Dans des remarques distribuées à l'avance mardi soir, mais qu'il n'a pas prononcées, Marco Rubio avait averti que les États-Unis pourraient de nouveau avoir recours à la force si le Venezuela ne se montrait pas suffisamment coopératif. Il avait également émis une menace à peine voilée vis-à-vis de la présidente par intérim du Venezuela, Delcy Rodriguez, disant qu'elle était "très consciente du sort réservé à Maduro".
Mais il a adopté un ton plus mesuré devant la commission des Affaires étrangères du Sénat. "Je peux vous dire dès maintenant avec certitude que nous ne sommes pas prêts à mener une action militaire au Venezuela, que nous n'avons pas l'intention de le faire et que nous ne prévoyons pas d'avoir à le faire", a-t-il déclaré.
L'artisan de la politique américaine au Venezuela
Le secrétaire d'État américain, considéré comme l'artisan de la politique des États-Unis vis-à-vis du Venezuela, a défendu avec force l'opération militaire qui a permis de capturer début janvier le président chaviste, qui est détenu depuis aux États-Unis et inculpé pour narcotrafic.
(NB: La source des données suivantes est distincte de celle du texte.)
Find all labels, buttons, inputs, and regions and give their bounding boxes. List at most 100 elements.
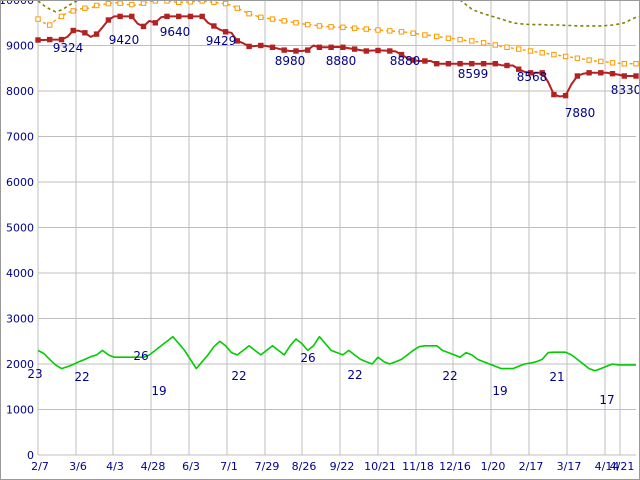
data-point-marker [222,29,229,35]
x-axis-tick-label: 3/17 [557,460,582,473]
series-line-volume [37,335,636,372]
data-point-marker [70,8,76,14]
data-point-marker [316,44,323,50]
data-point-label-price: 8330 [611,83,640,97]
data-point-marker [586,70,592,76]
data-point-marker [351,46,358,52]
data-point-marker [140,23,147,30]
data-point-marker [410,57,416,63]
data-point-marker [58,36,65,43]
data-point-marker [434,33,440,40]
data-point-marker [516,46,522,52]
data-point-marker [117,13,123,20]
data-point-marker [363,48,370,54]
data-point-marker [269,44,276,50]
data-point-marker [281,47,287,53]
data-point-marker [258,42,264,49]
x-axis-tick-label: 6/3 [182,460,200,473]
y-axis-tick-label: 5000 [6,222,34,235]
data-point-marker [598,58,604,65]
y-axis-tick-label: 6000 [6,176,34,189]
data-point-marker [516,66,522,72]
data-point-marker [187,0,194,5]
data-point-marker [293,20,299,26]
data-point-marker [387,48,393,54]
x-axis-tick-label: 10/21 [364,460,396,473]
data-point-marker [305,21,311,28]
y-axis-tick-label: 10000 [0,0,34,7]
data-point-marker [234,5,241,11]
x-axis-tick-label: 2/7 [31,460,49,473]
data-point-label-price: 9324 [53,41,84,55]
y-axis-tick-label: 8000 [6,85,34,98]
data-point-marker [480,40,487,46]
data-point-marker [469,38,475,44]
data-point-marker [105,17,112,23]
data-point-marker [199,13,205,20]
series-line-upper-band [37,0,636,65]
data-point-marker [504,62,510,69]
data-point-marker [586,57,592,63]
x-axis-tick-label: 7/29 [255,460,280,473]
data-point-marker [47,22,53,28]
x-axis-tick-label: 8/26 [292,460,317,473]
data-point-marker [539,50,545,56]
data-point-marker [152,20,159,26]
data-point-marker [93,31,100,37]
data-point-marker [258,14,264,21]
series-line-other-band-seg1 [457,0,640,27]
data-point-marker [539,70,545,76]
data-point-marker [410,30,416,36]
data-point-marker [293,48,299,54]
data-point-marker [551,51,557,58]
data-point-marker [340,24,346,31]
data-point-marker [281,18,287,24]
data-point-labels: 9324 9420 9640 9429 8980 8880 8880 8599 8568 7880… [27,25,640,407]
data-point-marker [633,61,639,67]
data-point-label-volume: 22 [442,369,457,383]
y-axis-tick-label: 3000 [6,313,34,326]
data-point-marker [609,60,616,66]
y-axis-tick-label: 2000 [6,358,34,371]
data-point-marker [527,70,534,76]
data-point-marker [574,73,581,79]
x-axis-tick-label: 4/28 [141,460,166,473]
x-axis-tick-label: 3/6 [69,460,87,473]
data-point-marker [598,70,604,76]
data-point-marker [211,23,217,29]
data-point-marker [387,28,393,34]
data-point-marker [176,13,182,20]
data-point-label-price: 8980 [275,54,306,68]
data-point-marker [469,61,475,67]
data-point-marker [375,27,381,33]
data-point-marker [527,48,534,54]
data-point-marker [93,2,100,9]
data-point-marker [246,43,252,50]
data-point-marker [398,29,405,35]
y-axis-tick-label: 9000 [6,40,34,53]
data-point-label-price: 9420 [109,33,140,47]
data-point-marker [504,44,510,50]
data-point-label-price: 7880 [565,106,596,120]
data-point-marker [351,25,358,31]
data-point-marker [187,13,194,20]
y-axis-tick-label: 7000 [6,131,34,144]
x-axis-tick-label: 9/22 [330,460,355,473]
data-point-marker [70,27,76,34]
data-point-label-volume: 22 [231,369,246,383]
series-line-price [38,15,636,98]
data-point-marker [328,44,334,50]
data-point-label-volume: 26 [133,349,148,363]
data-point-marker [398,51,405,58]
x-axis-tick-label: 4/21 [610,460,635,473]
series-line-other-band-seg0 [37,0,80,13]
data-point-marker [633,73,639,79]
x-axis-tick-label: 4/3 [106,460,124,473]
y-axis-tick-label: 4000 [6,267,34,280]
data-point-label-price: 8880 [326,54,357,68]
data-point-marker [445,35,452,41]
data-point-marker [434,61,440,67]
data-point-label-volume: 21 [549,370,564,384]
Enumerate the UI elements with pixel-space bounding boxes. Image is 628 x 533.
Il s'est félicité des progrès accomplis avec les autorités intérimaires dirigées par l'ex-vice-présidente Delcy Rodriguez, toujours sous le coup de sanctions américaines. "Nous avons affaire à des gens qui ont passé la majeure partie de leur vie dans un paradis pour gangsters. Cela ne va donc pas se faire du jour au lendemain, nous n'allons pas changer la situation en une nuit. Mais je pense que nous faisons des progrès satisfaisants", a-t-il dit. Il a notamment insisté sur le fait que Washington a établi "des conversations directes et respectueuses avec les éléments qui contrôlent ce pays".
L'ex-vice-présidente de Nicolas Maduro a été investie cheffe de l'État par intérim le 5 janvier, deux jours après la capture de l'ex-président vénézuélien. Mais Donald Trump a clairement annoncé que Washington entendait "dicter" les décisions du Venezuela jusqu'à nouvel ordre. Elle a affirmé dimanche que "les ordres de Washington aux politiques vénézuéliens, ça suffit".
"Le régime Maduro est toujours au pouvoir"
Plusieurs élus démocrates ont ironisé mercredi sur le fait que l'administration Trump ait "troqué un dictateur contre un autre". La sénatrice Jeanne Shaheen a relevé que l'opération avait coûté plusieurs centaines de millions de dollars : "et pourtant, le régime Maduro est toujours au pouvoir". "Sa coopération semble tactique et temporaire, et ne constitue pas un véritable changement dans l'alignement du Venezuela", a-t-elle affirmé.

Après son audition, Marco Rubio doit rencontrer à huis clos l'opposante et lauréate du Nobel de la Paix Maria Corina Machado, avec qui Washington entretient une relation ambigüe, disant la soutenir mais préférant traiter pour le moment avec les autorités par intérim.
Sous la pression américaine, Delcy Rodriguez a signé des accords pétroliers avec les États-Unis, engagé une réforme législative comprenant notamment une loi sur les hydrocarbures, libéré des prisonniers politiques et appelé à trouver des accords avec l'opposition.
À cet égard, Marco Rubio a insisté sur le levier du pétrole vénézuélien qui est sous sanctions des États-Unis, et qui selon ses détracteurs aurait motivé l'opération militaire américaine. "Nous vous autorisons à commercialiser le pétrole sanctionné et soumis à la quarantaine (..) au prix du marché. En contrepartie, les fonds ainsi générés seront déposés sur un compte que nous superviserons, et vous devrez dépenser cet argent dans l'intérêt du peuple vénézuélien", a-t-il dit.